De camera gaat gewoon door met het vastleggen van de bij deze fans behorende emoties. Waarbij alert blijven voor laag overvliegende waterflesjes en met een schuin oog toch de bevestigingen van het hek, de beveiliging tussen hen en ons, in de gaten houden. Hou ‘tie het wel of hou ‘tie het niet, zoniet, dan wegwezen.
Foto’s die dingen duidelijk maken, denken te maken, dingen weergeven die heel anders waren dan dat ze op het eindresultaat zeggen. Een speler oog in oog met de scheidsrechter, vingertje aan het linker oog, zo in de stijl, ‘mankeer je wat aan de ogen scheids?’ Het was helemaal niet buitenspel, er stonden nog twee man voor me. Helemaal anders, terwijl de foto die actie toont, want op het kunstgras van Parikia liggen tussen het groene plastic gras van die zwarte rubber korreltjes. Zo’n ding zat in het linker oog van de speler en de scheidsrechter was even zo behulpzaam hier naar te kijken en het er uit te vegen.

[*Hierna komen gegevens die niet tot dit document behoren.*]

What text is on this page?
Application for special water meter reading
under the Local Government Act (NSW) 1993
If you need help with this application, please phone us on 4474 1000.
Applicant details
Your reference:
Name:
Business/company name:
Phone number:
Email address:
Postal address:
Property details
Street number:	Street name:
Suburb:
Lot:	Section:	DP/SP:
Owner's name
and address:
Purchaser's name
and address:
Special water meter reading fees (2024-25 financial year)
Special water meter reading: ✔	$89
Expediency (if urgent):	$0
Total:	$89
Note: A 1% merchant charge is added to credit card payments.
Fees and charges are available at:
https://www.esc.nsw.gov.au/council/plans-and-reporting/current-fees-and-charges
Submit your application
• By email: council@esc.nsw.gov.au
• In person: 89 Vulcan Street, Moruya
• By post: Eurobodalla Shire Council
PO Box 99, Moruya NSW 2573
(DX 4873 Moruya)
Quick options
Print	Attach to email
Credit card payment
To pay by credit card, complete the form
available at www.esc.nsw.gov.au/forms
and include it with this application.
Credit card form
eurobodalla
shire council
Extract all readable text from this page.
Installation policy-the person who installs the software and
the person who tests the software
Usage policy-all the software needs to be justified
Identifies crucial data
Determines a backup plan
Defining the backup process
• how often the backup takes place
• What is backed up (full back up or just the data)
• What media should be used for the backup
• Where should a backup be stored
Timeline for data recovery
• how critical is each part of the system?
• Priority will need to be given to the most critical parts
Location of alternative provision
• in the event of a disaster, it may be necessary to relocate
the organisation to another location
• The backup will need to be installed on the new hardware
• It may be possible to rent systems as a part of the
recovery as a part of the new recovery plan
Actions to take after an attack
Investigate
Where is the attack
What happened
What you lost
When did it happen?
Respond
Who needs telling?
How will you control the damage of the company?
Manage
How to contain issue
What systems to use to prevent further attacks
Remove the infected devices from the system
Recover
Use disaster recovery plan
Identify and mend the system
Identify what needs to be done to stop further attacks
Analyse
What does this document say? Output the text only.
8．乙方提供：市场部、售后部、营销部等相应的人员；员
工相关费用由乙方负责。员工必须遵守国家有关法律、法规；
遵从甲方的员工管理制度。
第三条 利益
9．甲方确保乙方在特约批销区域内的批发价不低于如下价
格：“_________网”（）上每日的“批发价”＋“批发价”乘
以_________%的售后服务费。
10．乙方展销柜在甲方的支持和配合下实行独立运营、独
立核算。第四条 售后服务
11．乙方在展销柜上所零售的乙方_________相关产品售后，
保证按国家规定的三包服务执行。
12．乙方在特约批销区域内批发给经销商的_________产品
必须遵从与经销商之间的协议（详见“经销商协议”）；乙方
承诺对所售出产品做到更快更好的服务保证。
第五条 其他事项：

De bezoekers aan de expositie bekijken de foto’s vanuit verschillende invalshoeken, de spelers als spelers, genietend van de al dan niet eigen acties  en de neutrale bezoekers zie je reacties geven op de foto’s met emoties in de gezichten. De fotokenners gaan er eens even goed voor staan en bekijken elk plaatje met een ‘kennersblik’, meestal kritisch, zo in de stijl van ‘ai, die is net door de scherpte heen’ en dan duidt zij maar meestal een hij op een medespeler die helemaal niets met de actie heeft te maken en er mogelijk een kleine tien meter vandaan staat. Speler A tackelt speler B en het onscherpe achtergrondje, speler C, staat erbij en kijkt erna, scherp, maar onscherp op de foto. Niet belangrijk, reactie ene oor in andere oor uit en wachten op de volgende en vooral blijven glimlachen totdat en dan komt de scherpte acuut terug, direct recht zo die gaat.
Volgens mij staat dan het kritische nootje buitenspel en valt er weinig meer te schieten of het moet de rode kaart zijn, de vriendelijk ingepakte mededeling de zaak niet op de spits te drijven en zich buiten de lijnen te begeven. Van een koude of warme douche knapt het nootje wellicht wat op, zoniet, dokter sprayen graag..?

Maar het meest belangrijke van deze expositie is het feit dat ik mijn wekelijkse dingen kan laten zien aan de ‘slachtoffers’, de hoofdrolspelers, en geïnteresseerden, met daarbij de leuke bijkomstigheid, dat daarna een flink aantal mensen op Paros weten wat ik doe en kan doen, foto’s maken op een spontane wijze, zonder geknutselde toeters en bellen, photoshopvrije acties, emoties en portretten.